To see my post explaining ELB 2011, my goals, and other participants, go here.
My Update: I’ve noticed that my ELB updates are becoming more and more difficult to write up since I’m at risk of repeating myself every week. On the one hand, that’s great since it means that I’m staying on target. This week proved to be another good week: still exercising every day and eating sensibly (except for Saturday when I caved a bit at my parents’ house).
I did have a personal earthquake that has created definite cracks in my distorted body image.
This week is my “water retention” time of the month *ahem*. I feel heavy and I even think that I look heavier than I did last week. I know that it’ll soon be back to normal and that I’m not actually heavier in any real sense, but this time always brings back all of the negative thoughts. I fixate on my thighs, my calves, and my stomach. I fixated so much this week, that I was determined not to step on the scale when we went to my parents’ over the weekend.
As I watched my hubby weigh himself, I just couldn’t resist. (This is why we don’t have a scale in this house.) The pull of knowing and verifying my weight increase was so strong that I hopped on just as my hubby stepped off. Yes, that’s right. I actually wanted to prove myself right that I was fat. Sad.

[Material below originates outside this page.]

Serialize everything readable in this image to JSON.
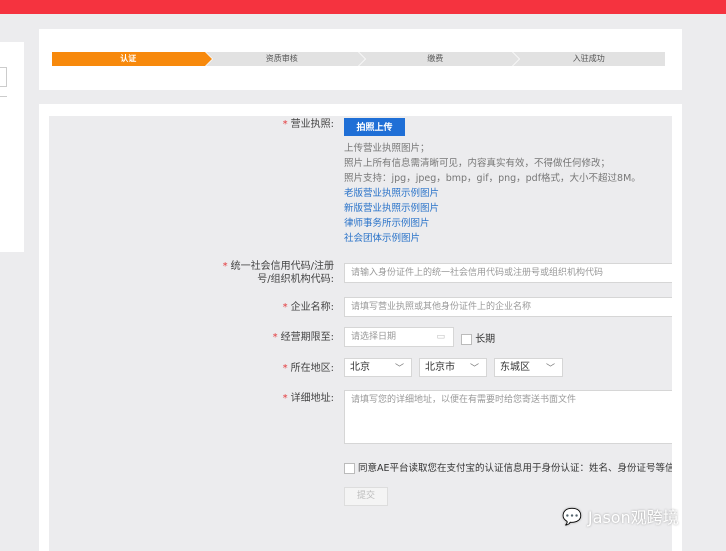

I looked down and. . . what? What’s that say? You’ve got to be kidding.
2 pounds LESS than my last weigh-in?!
I couldn’t believe it. I felt FAT. I felt like I was lugging around a barrel of water and yet I was 2 pounds lighter. Surely I should be about 4 pounds heavier? Surely I should be nodding sagely at the weight increase since I already knew that I was a beached whale (at least I felt like one). I am embarrassed to say that I literally squealed (and jumped a bit and ran to tell my parents right away – I was reduced to my 10 year old self).
This experience has finally taught me something very important:
Just because I feel fat doesn’t mean I am.
My mind hasn’t a clue what my body is actually doing and it is constantly trying to make me feel like it’s failing. Well, HA! Now when I look at myself and I think “yuck, just look at that,” I remember just how wrong my mind was about my weight and I begin to doubt my own negative reactions.
Challenge Week 12 Topic: A Day in the Life
This week at ELB we’re talking about how our typical day unravels. I like this prompt since it lets me share my every day routine with you. Btw, routine is the keyword there. Our house is typically a very scheduled house – we have specific food days every week (like Curry Thursday or Pizza Tuesday), we wake up at the same times every day, and we eat our meals right on time.
All of this order can be a bit restricting sometimes (like when things aren’t quite working like how I planned them and I start to panic), but it does allow me to get things done. I know that if I wake early, I can exercise and shower before having to wake hubby. I know that if we eat lunch at a certain time, it’ll give us enough time to watch some television and muck about before hubby has to go to work. There are the rare days where “anything goes” rules (primarily on the weekend), but for the most part our house runs like clockwork.
Every morning sees me completing about an hour of exercise.
- Monday: Upper body strength training + light aerobics
- Tuesday: Upper and Lower body Pilates
- Wednesday: Matrix workout
- Thursday: High impact aerobics
- Friday: Lower body strength training
- Saturday: Cardio
- Sunday: Cardio (aeroboxing)
Breakfast is as follows:
- Monday: Oatmeal
- Tuesday: Toast
- Wednesday, Thursday, Friday: Oatmeal
- Saturday: Pancakes
- Sunday: Pancakes or French Toast
My snacks consist of grapes, oranges, wheat thins with peanut butter, or cereal. I might have yogurt and I might also splurge with one or two pieces of chocolate.
Lately we’ve been taking walks, so that’s entered our routine on good days.
Lunch and dinner are almost always homemade (outside of pizza day) and I always try to place either the recommended serving or less on my plate.
I did a calorie count for the first time last week of a typical day and had these results:
- Breakfast: Oatmeal, 1 tablespoon ground flax meal with 1 teaspoon Cranberry Apple Butter
- Snack: Banana
- Lunch: Quorn chic’ nugget sandwich (with mozzarella, lettuce, tomato, mayo, and mustard) 1 serving Kettle chips (BBQ), 1 bowl minestrone soup
- Snack: 2 cookies
- Dinner: Stir-fry (using non-stick spray with onion, mushrooms, turnip greens, baby bok-choy, garlic, soy and egg substitute) and brown rice
- Snack: 1/2 cup honey nut cheerios
Total Calories: 1690
I was surprised by these results, but it was good to know that my eating habits weren’t sabotaging my efforts. Most of my meals mimic the above with slight alterations.
My nights are very sedentary, but after all of the get-up-and-go of the day, that’s just fine with me. If I’m feeling stressed, I might work in some light Yoga.
And that’s it. 🙂 It’s horribly structured and I even left out the weekly meal breakdown since it started to look a bit too orderly even for me! The key thing is that when everything has its place and time, I don’t allow myself any room for excuses to skip exercising or to ruin a meal.